Misure per le quali, evidenzia la Regione, “non bisognerà aspettare: le assunzioni a tempo indeterminato già fatte o programmate entro l’anno nelle Aziende sanitarie della nostra regione riguardano 1.860 operatori e sono relative alle stabilizzazioni e alla copertura del 90% del turn-over, cioè delle figure a tempo indeterminato cessate”.

“Il nostro impegno per la sanità e il welfare regionali ci permette di tenere insieme due aspetti fondamentali – ha affermato il presidente della Regione, Stefano Bonaccini, oggi in conferenza stampa -. Da una parte risposte ancor più efficaci alle esigenze di prevenzione, cura e assistenza dei cittadini, dall’altra la riorganizzazione e il rafforzamento delle strutture investendo anche sul personale, quei medici e quegli operatori sanitari il cui lavoro si rivela ogni giorno fondamentale per fare del sistema sanitario dell’Emilia-Romagna una eccellenza riconosciuta in Italia e nel mondo: e in particolare una copertura del 90% del turn-over credo davvero sia un dato straordinario, che dimostra l’efficacia delle politiche attuate”.

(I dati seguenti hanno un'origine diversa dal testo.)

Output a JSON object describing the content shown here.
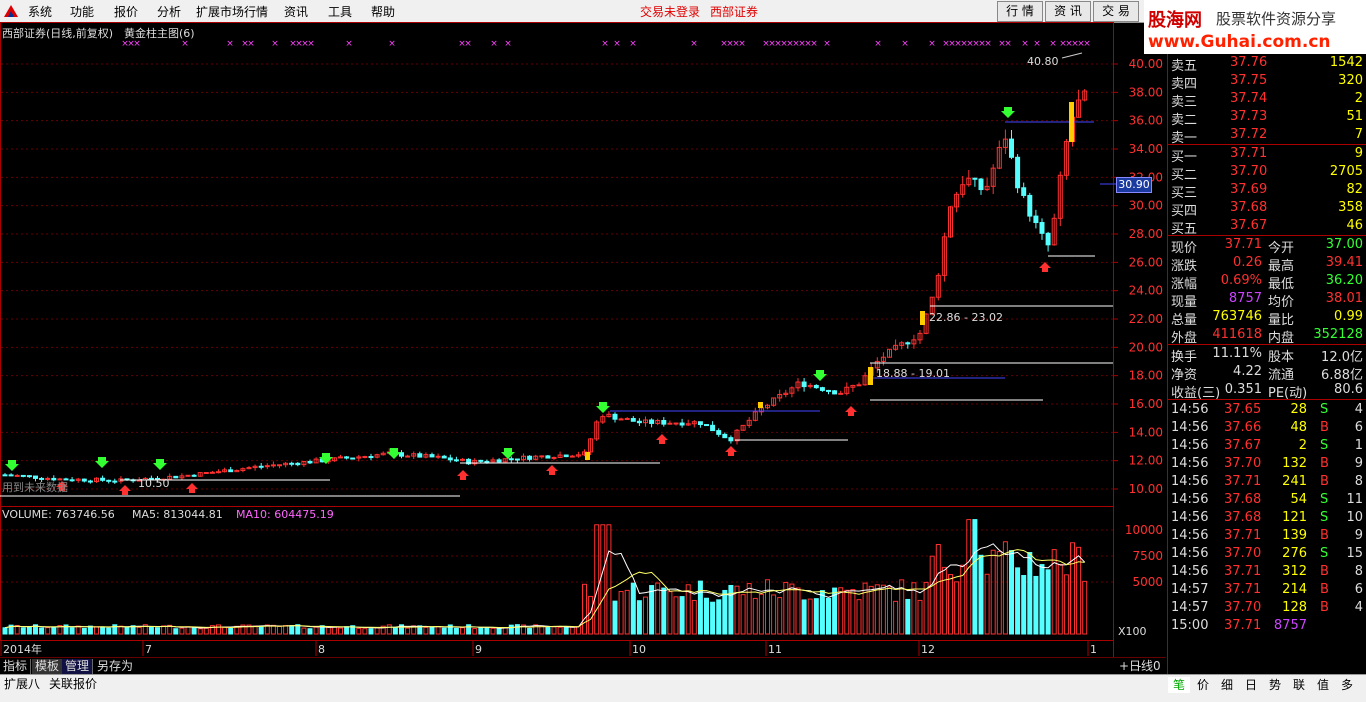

Per Bonaccini “con i sindacati e i rappresentanti della dirigenza medica è stato fatto un ottimo lavoro, e in tempi molto brevi, e oggi siamo in grado di rendere operativi gli accordi sottoscritti, i cui capisaldi sono le politiche occupazionali attive e le politiche per la valorizzazione professionale, sui quali puntare per l’ulteriore innovazione e qualificazione del sistema sanitario regionale. Abbiamo fatto un ottimo lavoro di squadra, condividendo un approccio concreto, in grado di rispondere alle esigenze di chi opera nella nostra sanità, e i risultati si vedono già: delle 402 stabilizzazioni previste, 365 assunzioni a tempo indeterminato sono già state effettuate, o sono programmate entro fine anno, e per altre 18 persone l’assunzione avverrà dopo il 1^ gennaio”.

“Quello sul personale rappresenta un investimento importante – ha concluso il presidente della Giunta – che si aggiunge ai 150 milioni per l’edilizia sanitaria e l’ammodernamento degli strumenti diagnostici e di cura, per alzare il livello delle prestazioni fornite, centrare risultati che parevano impossibili, e penso all’azzeramento delle liste d’attesa, e aprire la strada a provvedimenti importanti come la legge che rende obbligatorio vaccinare i bambini per poterli iscrivere ai nidi dell’Emilia-Romagna, prima norma in Italia che abbiamo voluto a tutela della salute pubblica e dei bimbi più deboli”.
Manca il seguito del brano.